Ocasionally, I get similar timeouts on link state change IRQs from the switch, but the likely reason behind them is the same.

I pushed my current tree to Github as well.

A small update. Just discovered on one of my previous builds, that qca8k driver used to conflict with ar9331 despite matching OF compatible strings, which results with some woes on my WDR4300 and C7v2, it takes considerable time for them to attach to network for some reason. I need to figure out what's going on when they connect again.

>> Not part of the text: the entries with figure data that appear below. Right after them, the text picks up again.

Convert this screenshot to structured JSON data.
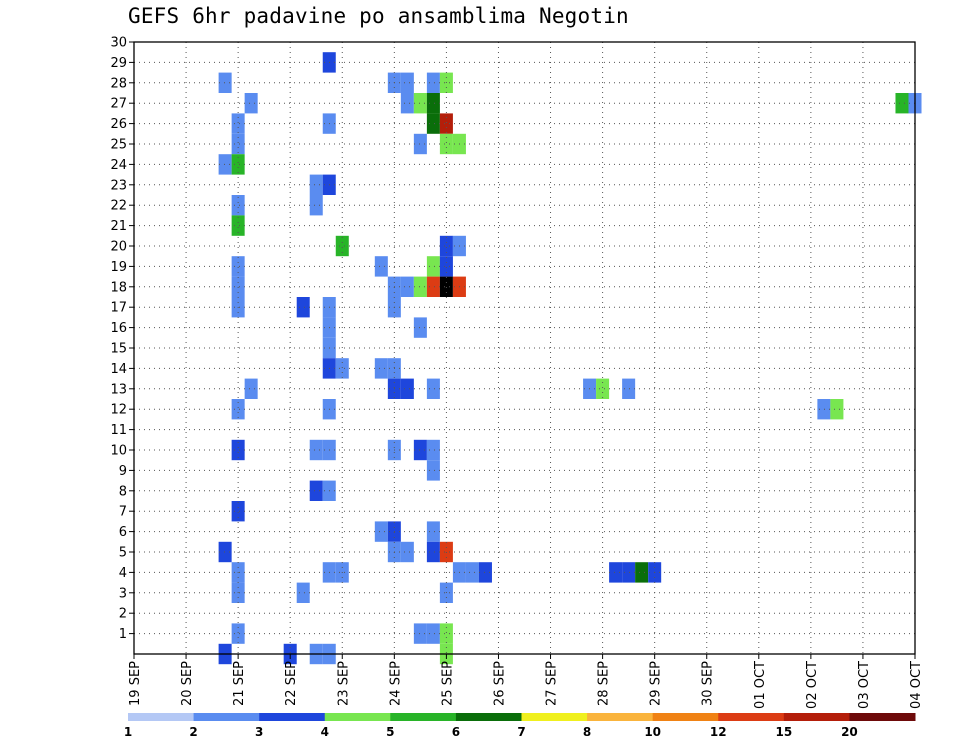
{
  "chart_data": {
    "type": "heatmap",
    "title": "GEFS 6hr padavine po ansamblima Negotin",
    "x_tick_labels": [
      "19 SEP",
      "20 SEP",
      "21 SEP",
      "22 SEP",
      "23 SEP",
      "24 SEP",
      "25 SEP",
      "26 SEP",
      "27 SEP",
      "28 SEP",
      "29 SEP",
      "30 SEP",
      "01 OCT",
      "02 OCT",
      "03 OCT",
      "04 OCT"
    ],
    "y_tick_labels": [
      "1",
      "2",
      "3",
      "4",
      "5",
      "6",
      "7",
      "8",
      "9",
      "10",
      "11",
      "12",
      "13",
      "14",
      "15",
      "16",
      "17",
      "18",
      "19",
      "20",
      "21",
      "22",
      "23",
      "24",
      "25",
      "26",
      "27",
      "28",
      "29",
      "30"
    ],
    "xlim_days": [
      0,
      15
    ],
    "ylim": [
      0,
      30
    ],
    "time_step_hours": 6,
    "grid": "dotted",
    "colorbar": {
      "levels": [
        "1",
        "2",
        "3",
        "4",
        "5",
        "6",
        "7",
        "8",
        "10",
        "12",
        "15",
        "20"
      ],
      "colors": [
        "#b4c8f5",
        "#5a8cf0",
        "#1e46dc",
        "#78e650",
        "#28b428",
        "#0a6e0a",
        "#f0f01e",
        "#fab43c",
        "#f08214",
        "#dc3c14",
        "#b41e0a",
        "#6e0a0a"
      ]
    },
    "cells": [
      [
        1.75,
        28,
        1
      ],
      [
        1.75,
        24,
        1
      ],
      [
        1.75,
        5,
        2
      ],
      [
        1.75,
        0,
        2
      ],
      [
        2.0,
        26,
        1
      ],
      [
        2.0,
        25,
        1
      ],
      [
        2.0,
        24,
        4
      ],
      [
        2.0,
        22,
        1
      ],
      [
        2.0,
        21,
        4
      ],
      [
        2.0,
        19,
        1
      ],
      [
        2.0,
        18,
        1
      ],
      [
        2.0,
        17,
        1
      ],
      [
        2.0,
        12,
        1
      ],
      [
        2.0,
        10,
        2
      ],
      [
        2.0,
        7,
        2
      ],
      [
        2.0,
        4,
        1
      ],
      [
        2.0,
        3,
        1
      ],
      [
        2.0,
        1,
        1
      ],
      [
        2.25,
        27,
        1
      ],
      [
        2.25,
        13,
        1
      ],
      [
        3.0,
        0,
        2
      ],
      [
        3.25,
        17,
        2
      ],
      [
        3.5,
        23,
        1
      ],
      [
        3.5,
        22,
        1
      ],
      [
        3.5,
        10,
        1
      ],
      [
        3.5,
        8,
        2
      ],
      [
        3.5,
        0,
        1
      ],
      [
        3.25,
        3,
        1
      ],
      [
        3.75,
        29,
        2
      ],
      [
        3.75,
        26,
        1
      ],
      [
        3.75,
        23,
        2
      ],
      [
        3.75,
        17,
        1
      ],
      [
        3.75,
        16,
        1
      ],
      [
        3.75,
        15,
        1
      ],
      [
        3.75,
        14,
        2
      ],
      [
        3.75,
        12,
        1
      ],
      [
        3.75,
        10,
        1
      ],
      [
        3.75,
        8,
        1
      ],
      [
        3.75,
        4,
        1
      ],
      [
        3.75,
        0,
        1
      ],
      [
        4.0,
        20,
        4
      ],
      [
        4.0,
        14,
        1
      ],
      [
        4.0,
        4,
        1
      ],
      [
        4.75,
        19,
        1
      ],
      [
        4.75,
        14,
        1
      ],
      [
        5.0,
        14,
        1
      ],
      [
        4.75,
        6,
        1
      ],
      [
        5.0,
        28,
        1
      ],
      [
        5.0,
        18,
        1
      ],
      [
        5.0,
        17,
        1
      ],
      [
        5.0,
        13,
        2
      ],
      [
        5.0,
        10,
        1
      ],
      [
        5.0,
        6,
        2
      ],
      [
        5.0,
        5,
        1
      ],
      [
        5.25,
        28,
        1
      ],
      [
        5.25,
        27,
        1
      ],
      [
        5.25,
        18,
        1
      ],
      [
        5.25,
        13,
        2
      ],
      [
        5.25,
        5,
        1
      ],
      [
        5.5,
        27,
        3
      ],
      [
        5.5,
        25,
        1
      ],
      [
        5.5,
        18,
        3
      ],
      [
        5.5,
        16,
        1
      ],
      [
        5.5,
        10,
        2
      ],
      [
        5.5,
        1,
        1
      ],
      [
        5.75,
        28,
        1
      ],
      [
        5.75,
        27,
        5
      ],
      [
        5.75,
        26,
        5
      ],
      [
        5.75,
        19,
        3
      ],
      [
        5.75,
        18,
        9
      ],
      [
        5.75,
        13,
        1
      ],
      [
        5.75,
        10,
        1
      ],
      [
        5.75,
        9,
        1
      ],
      [
        5.75,
        6,
        1
      ],
      [
        5.75,
        5,
        2
      ],
      [
        5.75,
        1,
        1
      ],
      [
        6.0,
        28,
        3
      ],
      [
        6.0,
        26,
        10
      ],
      [
        6.0,
        25,
        3
      ],
      [
        6.0,
        20,
        2
      ],
      [
        6.0,
        19,
        2
      ],
      [
        6.0,
        18,
        12
      ],
      [
        6.0,
        5,
        9
      ],
      [
        6.0,
        3,
        1
      ],
      [
        6.0,
        1,
        3
      ],
      [
        6.0,
        0,
        3
      ],
      [
        6.25,
        25,
        3
      ],
      [
        6.25,
        20,
        1
      ],
      [
        6.25,
        18,
        9
      ],
      [
        6.25,
        4,
        1
      ],
      [
        6.5,
        4,
        1
      ],
      [
        6.75,
        4,
        2
      ],
      [
        8.75,
        13,
        1
      ],
      [
        9.0,
        13,
        3
      ],
      [
        9.25,
        4,
        2
      ],
      [
        9.5,
        13,
        1
      ],
      [
        9.5,
        4,
        2
      ],
      [
        9.75,
        4,
        5
      ],
      [
        10.0,
        4,
        2
      ],
      [
        13.25,
        12,
        1
      ],
      [
        13.5,
        12,
        3
      ],
      [
        14.75,
        27,
        4
      ],
      [
        15.0,
        27,
        1
      ]
    ]
  }
}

wait they have different switch? thought they were ar8327

They are, but I have both ar9331 and qca8k enabled in kernel in that build. qca8k probes and works, but for some reason both devices experience a very high CPU load and it takes minutes for them to get DHCP lease. I have yet to discover why :expressionless:

you have removed the swconf driver right?

Yes. After dropping the patches for ar9331 it persisted for some reason, maybe kernel config. This is strange, both units show load average around 4-5, despite top reporting 99% idle.
I'll try a clean build. Will post a note here when I figure it out.

Edit: it seems that something broke when I updated the kernel to 5.15, I haven't rebased your patches for qca8k for long. Just having kernel 5.15 enabled did this, even without patches for ar9331. So while this was false alarm, something is up with qca8k and kernel 5.15 - currently at 5.15.45, because devices at either kernel 5.10 or without ar8327 did not misbehave for me. While at that, I noticed that blinking pattern for LEDs wasn't set correctly while at 5.15, with the patches my branch carries for that.

You said that both driver are slow or only qca8k? The qca8k in 5.15 have the Mgmt ethernet stuff that is not present in 5.10 and it does work differently in your switch... That cause the init of the switch really slow... You can disable that by return tweaking the change master function in the qca8k driver (it's a workaround while we bisect problems with this)

Acked. I'll stay at 5.10 for the time being for those devices. My intention was to check the DSA performance with recent fw4 update, but my build still includes fw3 for some reason. I need to change the config manually and rebuild, and maybe then refresh patches for qca8k.

What's strange is that when router boots after a couple of minutes, it is responsive, but IIRC 5 kernel threads are in "disk sleep" state according to htop. Kinda makes sense, as the device has 5 PHYs.

Going back to ar9331, I'll continue to play with that tomorrow.